“There ought to be somewhere about seven hundred, I suppose,” was Gard’s reply. “We don’t need ’em any more. Let’s help along the blaze with ’em.”

She caught his hands, with a little cry of dismay.

“No! No!” cried she, “You must not destroy them! Your record of days; hard, thorny days.” She covered the thorns with one hand, in a passionate gesture of protection.

“They were good days,” he answered, trying to comfort her. “I got a lot of good out of them.”

“But oh, the price you paid!” Tears glistened in her eyes.

They were in the shadow of a big live-oak, and he drew her to him.

“It was sure a man’s price,” he said, looking into her face. “But I got full value for it.”
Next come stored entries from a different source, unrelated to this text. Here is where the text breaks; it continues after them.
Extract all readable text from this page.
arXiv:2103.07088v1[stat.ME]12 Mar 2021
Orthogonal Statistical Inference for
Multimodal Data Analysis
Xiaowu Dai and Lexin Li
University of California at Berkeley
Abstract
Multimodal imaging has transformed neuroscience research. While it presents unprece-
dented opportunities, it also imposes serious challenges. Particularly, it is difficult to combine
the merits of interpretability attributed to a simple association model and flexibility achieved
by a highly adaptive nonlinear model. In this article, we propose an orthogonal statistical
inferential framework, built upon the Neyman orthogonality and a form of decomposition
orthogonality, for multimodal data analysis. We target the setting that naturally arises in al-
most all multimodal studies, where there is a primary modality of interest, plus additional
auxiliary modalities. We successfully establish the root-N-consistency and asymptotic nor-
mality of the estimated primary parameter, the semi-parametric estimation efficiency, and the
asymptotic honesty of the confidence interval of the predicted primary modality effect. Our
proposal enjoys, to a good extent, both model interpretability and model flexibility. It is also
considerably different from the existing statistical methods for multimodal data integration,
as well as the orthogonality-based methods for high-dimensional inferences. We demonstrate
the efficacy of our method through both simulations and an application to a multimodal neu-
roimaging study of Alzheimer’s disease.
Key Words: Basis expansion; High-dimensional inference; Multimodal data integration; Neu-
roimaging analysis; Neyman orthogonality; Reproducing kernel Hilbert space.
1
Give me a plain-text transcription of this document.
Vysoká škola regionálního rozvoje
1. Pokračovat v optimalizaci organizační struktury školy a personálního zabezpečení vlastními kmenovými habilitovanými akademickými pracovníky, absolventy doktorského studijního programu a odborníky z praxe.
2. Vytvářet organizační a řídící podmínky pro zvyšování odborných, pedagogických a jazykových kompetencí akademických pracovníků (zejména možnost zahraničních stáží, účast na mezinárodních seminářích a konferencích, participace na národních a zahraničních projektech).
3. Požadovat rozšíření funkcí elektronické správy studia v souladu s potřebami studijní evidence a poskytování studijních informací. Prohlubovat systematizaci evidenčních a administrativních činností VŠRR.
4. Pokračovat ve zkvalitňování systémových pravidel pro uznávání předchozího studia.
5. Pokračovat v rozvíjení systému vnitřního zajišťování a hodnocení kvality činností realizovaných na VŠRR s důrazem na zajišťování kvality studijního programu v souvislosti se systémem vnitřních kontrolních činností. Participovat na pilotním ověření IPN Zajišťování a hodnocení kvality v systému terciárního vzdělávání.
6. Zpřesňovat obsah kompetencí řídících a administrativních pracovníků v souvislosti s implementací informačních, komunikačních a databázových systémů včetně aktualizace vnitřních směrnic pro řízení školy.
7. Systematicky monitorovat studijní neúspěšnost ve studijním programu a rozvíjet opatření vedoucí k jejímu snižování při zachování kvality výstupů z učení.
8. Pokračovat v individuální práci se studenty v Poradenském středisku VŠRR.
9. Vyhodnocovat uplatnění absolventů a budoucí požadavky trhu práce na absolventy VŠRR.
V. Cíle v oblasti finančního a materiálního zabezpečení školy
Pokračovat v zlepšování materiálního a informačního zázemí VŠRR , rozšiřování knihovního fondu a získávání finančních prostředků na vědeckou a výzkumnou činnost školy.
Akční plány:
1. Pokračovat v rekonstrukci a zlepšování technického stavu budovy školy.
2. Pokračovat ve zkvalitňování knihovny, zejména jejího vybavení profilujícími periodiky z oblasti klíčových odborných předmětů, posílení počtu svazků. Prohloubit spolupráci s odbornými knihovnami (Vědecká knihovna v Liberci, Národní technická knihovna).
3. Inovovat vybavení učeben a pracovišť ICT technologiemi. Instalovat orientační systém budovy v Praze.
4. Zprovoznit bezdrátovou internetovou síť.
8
The night was far spent when Gard awoke. A late moon rode high in the heavens, flooding the glade with white light. The familiarity of the scene bewildered his rousing consciousness. The circling trees, the murmur of water, the far-seeming faint glow of embers in the great fireplace, his narrow ocotilla bed with its bear-skin covering: how well he knew them all! Had he but slept and dreamed, to awaken after all to the daily round of his accustomed solitude?

He raised himself upon one elbow. On the cot which they had brought for her, there, within reach of his hand, Helen lay sleeping. A beam of the white light sifted down through encircling trees and fell across her face, round which the night wind had fluttered her hair to soft disorder. Her head was thrown back, her chin nestling in one supporting palm. The pure, tender outline of brow and cheek thrilled him as he gazed, his soul touched to awe.

Long, long he looked, worship and wonder stirring the deeps of his nature. It was no dream; she was there beside him; there was no drede.